The deal permanently resolved tax measures, with marginal rates on couples earning above $450,000 rising to 39.6 per cent, from 35 per cent, and the payroll tax rising from 4.2 per cent to 6.2 per cent on the first $100,000 of an individual’s earnings.

But spending issues have not been resolved, with Congress actually agreeing on $24bn of extra spending to tide them over until a decision is made on the so-called sequester of $109bn of automatic cuts now delayed an extra two months to March.

Since the deal saw very little in spending cuts – going against the recommendations of the bipartisan Bowles-Simpson commission Obama commissioned, Republicans feel they will need to fight for healthcare and pension reform.
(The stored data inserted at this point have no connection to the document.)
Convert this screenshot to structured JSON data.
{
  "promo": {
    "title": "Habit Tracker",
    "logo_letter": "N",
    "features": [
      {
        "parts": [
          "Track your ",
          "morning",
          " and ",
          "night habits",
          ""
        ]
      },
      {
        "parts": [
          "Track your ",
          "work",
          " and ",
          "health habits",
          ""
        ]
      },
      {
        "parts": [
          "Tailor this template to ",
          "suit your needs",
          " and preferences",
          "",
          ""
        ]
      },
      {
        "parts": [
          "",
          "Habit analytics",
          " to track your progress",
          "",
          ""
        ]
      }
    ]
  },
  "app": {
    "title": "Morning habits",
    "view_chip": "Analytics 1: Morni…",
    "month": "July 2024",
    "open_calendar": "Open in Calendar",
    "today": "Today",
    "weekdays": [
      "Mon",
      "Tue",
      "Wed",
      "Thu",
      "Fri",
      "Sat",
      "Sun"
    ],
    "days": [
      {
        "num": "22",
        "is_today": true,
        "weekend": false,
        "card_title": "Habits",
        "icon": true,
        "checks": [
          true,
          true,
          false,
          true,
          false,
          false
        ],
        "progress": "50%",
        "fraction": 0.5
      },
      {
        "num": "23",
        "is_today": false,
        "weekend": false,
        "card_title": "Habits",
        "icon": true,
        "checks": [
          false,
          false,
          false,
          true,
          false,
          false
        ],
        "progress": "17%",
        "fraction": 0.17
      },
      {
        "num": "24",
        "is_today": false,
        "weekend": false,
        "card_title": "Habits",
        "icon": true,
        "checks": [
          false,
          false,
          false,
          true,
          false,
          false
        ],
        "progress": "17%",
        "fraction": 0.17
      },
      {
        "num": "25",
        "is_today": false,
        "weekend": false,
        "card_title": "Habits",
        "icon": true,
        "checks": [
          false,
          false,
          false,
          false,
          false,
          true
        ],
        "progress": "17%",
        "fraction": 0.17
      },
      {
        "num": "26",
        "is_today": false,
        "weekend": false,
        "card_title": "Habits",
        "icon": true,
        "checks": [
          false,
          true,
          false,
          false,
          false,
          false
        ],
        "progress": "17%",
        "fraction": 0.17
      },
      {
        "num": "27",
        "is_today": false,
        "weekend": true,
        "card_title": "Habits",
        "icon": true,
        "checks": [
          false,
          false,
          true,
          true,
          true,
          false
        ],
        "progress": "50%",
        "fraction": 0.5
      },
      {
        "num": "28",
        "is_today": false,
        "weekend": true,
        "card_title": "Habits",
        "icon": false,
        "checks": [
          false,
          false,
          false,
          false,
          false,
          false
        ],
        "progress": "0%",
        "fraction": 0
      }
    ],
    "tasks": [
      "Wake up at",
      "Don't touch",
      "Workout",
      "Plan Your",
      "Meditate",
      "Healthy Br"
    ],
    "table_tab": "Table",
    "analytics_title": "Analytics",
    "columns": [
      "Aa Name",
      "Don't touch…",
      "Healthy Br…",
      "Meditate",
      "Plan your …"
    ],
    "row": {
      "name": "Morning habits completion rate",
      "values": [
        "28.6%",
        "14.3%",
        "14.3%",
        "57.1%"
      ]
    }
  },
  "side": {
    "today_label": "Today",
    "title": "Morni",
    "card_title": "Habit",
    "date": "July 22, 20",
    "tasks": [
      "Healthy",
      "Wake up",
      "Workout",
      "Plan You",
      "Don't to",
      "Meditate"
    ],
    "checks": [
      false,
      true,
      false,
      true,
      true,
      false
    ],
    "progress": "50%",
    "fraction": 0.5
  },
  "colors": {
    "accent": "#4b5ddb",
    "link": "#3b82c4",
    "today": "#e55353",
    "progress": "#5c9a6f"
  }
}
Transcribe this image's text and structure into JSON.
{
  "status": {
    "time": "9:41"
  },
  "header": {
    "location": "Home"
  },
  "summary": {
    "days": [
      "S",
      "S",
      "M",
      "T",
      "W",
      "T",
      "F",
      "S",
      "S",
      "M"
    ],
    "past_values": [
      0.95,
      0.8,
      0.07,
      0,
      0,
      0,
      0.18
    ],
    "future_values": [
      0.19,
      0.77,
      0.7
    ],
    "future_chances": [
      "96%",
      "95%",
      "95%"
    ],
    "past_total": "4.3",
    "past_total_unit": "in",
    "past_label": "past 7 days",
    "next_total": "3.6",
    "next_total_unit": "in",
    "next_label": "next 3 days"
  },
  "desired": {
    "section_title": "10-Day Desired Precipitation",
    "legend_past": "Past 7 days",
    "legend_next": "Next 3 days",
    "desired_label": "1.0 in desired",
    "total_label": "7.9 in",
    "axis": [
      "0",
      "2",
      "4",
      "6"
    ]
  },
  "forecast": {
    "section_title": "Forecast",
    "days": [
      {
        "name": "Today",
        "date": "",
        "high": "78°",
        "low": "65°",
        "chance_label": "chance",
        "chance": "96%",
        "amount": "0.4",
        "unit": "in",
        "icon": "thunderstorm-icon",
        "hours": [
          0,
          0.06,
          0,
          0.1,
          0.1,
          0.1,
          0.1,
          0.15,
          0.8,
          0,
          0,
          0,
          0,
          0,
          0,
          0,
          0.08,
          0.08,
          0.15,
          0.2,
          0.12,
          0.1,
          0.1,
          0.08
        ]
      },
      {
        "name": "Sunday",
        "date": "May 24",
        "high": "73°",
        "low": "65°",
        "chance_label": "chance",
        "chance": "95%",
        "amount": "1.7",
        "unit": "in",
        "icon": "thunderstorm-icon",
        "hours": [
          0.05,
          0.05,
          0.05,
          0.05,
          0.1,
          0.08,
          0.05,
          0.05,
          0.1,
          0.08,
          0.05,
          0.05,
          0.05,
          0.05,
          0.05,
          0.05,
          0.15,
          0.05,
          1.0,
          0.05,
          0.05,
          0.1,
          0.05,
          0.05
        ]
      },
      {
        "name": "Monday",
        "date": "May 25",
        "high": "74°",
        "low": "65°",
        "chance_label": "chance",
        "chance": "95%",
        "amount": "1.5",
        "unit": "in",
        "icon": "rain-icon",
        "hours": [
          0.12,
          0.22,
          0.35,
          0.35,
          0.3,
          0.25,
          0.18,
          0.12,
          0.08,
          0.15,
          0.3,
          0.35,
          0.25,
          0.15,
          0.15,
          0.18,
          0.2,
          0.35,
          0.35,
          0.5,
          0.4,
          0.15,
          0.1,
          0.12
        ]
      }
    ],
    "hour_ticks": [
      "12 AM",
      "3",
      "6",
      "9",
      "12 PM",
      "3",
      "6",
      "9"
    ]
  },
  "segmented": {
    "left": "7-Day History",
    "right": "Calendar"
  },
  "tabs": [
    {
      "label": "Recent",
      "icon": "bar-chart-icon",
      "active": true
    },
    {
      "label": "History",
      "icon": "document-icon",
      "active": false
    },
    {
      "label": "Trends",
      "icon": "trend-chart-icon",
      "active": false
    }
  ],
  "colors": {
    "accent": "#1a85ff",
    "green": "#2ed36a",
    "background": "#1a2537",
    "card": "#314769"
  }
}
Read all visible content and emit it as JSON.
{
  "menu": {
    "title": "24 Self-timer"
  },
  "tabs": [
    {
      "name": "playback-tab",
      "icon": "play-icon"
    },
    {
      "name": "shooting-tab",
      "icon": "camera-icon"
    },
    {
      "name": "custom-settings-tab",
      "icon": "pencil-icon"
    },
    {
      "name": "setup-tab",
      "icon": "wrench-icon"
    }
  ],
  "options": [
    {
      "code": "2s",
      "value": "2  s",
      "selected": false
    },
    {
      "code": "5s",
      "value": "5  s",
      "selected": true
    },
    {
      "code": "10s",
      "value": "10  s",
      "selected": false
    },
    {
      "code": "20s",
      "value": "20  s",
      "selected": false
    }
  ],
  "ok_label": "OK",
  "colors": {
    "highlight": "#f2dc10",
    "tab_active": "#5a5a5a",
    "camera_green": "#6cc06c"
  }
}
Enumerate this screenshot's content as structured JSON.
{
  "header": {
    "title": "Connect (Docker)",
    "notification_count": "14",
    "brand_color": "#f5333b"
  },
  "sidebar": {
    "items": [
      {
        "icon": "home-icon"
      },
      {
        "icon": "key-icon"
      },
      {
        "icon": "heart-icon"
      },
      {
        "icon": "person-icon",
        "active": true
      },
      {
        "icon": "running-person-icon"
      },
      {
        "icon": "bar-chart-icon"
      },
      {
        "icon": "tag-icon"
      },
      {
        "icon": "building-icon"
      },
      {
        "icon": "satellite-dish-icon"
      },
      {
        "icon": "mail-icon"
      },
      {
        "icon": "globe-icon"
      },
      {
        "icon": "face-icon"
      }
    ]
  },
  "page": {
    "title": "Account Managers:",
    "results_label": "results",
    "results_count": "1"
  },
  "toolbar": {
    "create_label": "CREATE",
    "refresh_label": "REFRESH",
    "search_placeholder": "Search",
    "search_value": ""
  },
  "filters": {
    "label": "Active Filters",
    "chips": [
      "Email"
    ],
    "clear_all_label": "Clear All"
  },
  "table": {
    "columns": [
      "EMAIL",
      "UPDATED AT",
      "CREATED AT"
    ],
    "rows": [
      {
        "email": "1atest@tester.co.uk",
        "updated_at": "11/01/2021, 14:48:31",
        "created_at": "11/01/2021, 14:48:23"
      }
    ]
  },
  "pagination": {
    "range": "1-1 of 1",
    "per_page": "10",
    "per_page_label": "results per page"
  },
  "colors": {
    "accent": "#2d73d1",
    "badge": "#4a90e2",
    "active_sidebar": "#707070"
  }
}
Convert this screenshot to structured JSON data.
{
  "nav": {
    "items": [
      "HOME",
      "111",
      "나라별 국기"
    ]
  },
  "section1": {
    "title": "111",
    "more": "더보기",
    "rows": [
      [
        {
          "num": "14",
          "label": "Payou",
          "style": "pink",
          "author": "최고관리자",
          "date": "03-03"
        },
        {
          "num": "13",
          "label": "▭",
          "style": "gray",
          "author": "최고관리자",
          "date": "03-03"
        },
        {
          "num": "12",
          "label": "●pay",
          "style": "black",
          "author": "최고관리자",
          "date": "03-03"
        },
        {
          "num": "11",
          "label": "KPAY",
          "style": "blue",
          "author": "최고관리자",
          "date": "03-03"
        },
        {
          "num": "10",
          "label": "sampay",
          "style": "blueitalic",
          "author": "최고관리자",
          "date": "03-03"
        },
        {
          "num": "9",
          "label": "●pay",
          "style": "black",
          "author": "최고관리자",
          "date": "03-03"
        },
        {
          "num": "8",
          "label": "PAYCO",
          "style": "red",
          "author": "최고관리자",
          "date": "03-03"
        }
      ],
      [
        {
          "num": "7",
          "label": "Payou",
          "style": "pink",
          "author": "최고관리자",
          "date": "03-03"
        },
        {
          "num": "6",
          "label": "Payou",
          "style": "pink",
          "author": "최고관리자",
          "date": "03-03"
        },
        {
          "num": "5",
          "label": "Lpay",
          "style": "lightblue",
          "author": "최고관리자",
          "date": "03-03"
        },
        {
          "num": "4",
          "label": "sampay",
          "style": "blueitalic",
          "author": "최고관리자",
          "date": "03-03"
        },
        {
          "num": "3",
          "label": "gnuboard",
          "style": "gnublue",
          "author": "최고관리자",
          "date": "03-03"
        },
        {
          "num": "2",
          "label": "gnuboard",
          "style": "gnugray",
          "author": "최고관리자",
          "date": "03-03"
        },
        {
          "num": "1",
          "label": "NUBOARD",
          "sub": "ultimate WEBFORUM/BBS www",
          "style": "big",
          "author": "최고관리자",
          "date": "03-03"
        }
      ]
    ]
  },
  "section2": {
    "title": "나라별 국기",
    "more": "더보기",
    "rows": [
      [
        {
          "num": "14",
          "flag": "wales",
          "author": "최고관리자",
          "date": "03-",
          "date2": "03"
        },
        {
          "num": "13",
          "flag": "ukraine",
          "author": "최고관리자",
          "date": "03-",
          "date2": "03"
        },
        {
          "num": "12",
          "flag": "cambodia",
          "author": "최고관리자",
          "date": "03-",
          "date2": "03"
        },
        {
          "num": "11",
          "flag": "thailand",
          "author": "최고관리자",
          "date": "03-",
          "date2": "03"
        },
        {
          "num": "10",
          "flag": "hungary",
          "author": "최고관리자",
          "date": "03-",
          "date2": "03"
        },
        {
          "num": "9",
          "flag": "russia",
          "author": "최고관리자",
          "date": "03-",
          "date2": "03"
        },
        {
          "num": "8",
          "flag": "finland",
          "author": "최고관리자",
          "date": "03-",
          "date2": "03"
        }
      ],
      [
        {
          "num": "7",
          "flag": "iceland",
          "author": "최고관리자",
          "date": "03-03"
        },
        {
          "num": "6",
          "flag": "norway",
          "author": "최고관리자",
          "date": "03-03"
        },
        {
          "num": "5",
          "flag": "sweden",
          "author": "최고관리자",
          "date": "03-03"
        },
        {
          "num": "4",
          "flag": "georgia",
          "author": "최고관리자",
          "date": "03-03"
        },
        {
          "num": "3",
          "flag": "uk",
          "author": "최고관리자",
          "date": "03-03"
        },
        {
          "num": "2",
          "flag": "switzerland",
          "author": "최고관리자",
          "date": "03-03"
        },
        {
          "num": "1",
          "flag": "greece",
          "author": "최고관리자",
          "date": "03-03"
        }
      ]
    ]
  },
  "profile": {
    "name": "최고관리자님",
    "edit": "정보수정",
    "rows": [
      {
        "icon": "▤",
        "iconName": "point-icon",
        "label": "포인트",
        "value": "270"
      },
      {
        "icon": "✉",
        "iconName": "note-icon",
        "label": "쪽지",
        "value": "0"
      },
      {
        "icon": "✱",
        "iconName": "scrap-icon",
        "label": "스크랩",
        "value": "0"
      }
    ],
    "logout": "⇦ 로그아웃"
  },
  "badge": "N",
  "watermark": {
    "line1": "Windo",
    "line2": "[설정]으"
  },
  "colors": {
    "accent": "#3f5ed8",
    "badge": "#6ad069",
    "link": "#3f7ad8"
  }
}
“This is going to be much uglier to me than the tax issue...this is going to be about entitlement reform,” said Republican Senator Bob Corker on CNBC. But Obama called for “a little less” drama when talks on spending and the debt limit come to a head.


The fiscal cliff was a package of spending cuts and tax hikes that technically came into force at the very beginning of 2013 but have now been partially rolled back.

The measures hit the US economy with a fiscal consolidation originally estimated at $607bn (£373.7bn) and then revised to $503bn, according to the Congressional Budget Office (CBO) – Congress’s fiscal watchdog. The discrepancy is dependent on which measures one includes.

The deal reduced the consolidation to around $173bn, if we use the $503bn measure of the fiscal cliff. On the $607bn measure the total consolidation is $277bn after the deal.

The warring groups will also have to agree on another deal in March, as the $109bn of automatic spending cuts known as the sequester have only been postponed for two months.

The cost of paying for this delay – estimated at $24bn – will be paid for with $12bn in extra revenue and $12bn in extra spending cuts.

The US budget deficit will total $1.1 trillion for 2012, the fourth successive year with a deficit above $1 trillion, the CBO estimated.

The fiscal cliff would have taken around half of that away, but the deal which passed the Senate and the House of Representatives yesterday will only reduce the deficit by around $173bn in 2013.

Compared to a baseline of sustaining all the tax rises and spending cuts contained in the fiscal cliff, the deal will add around $3.64 trillion to the US national debt over ten years.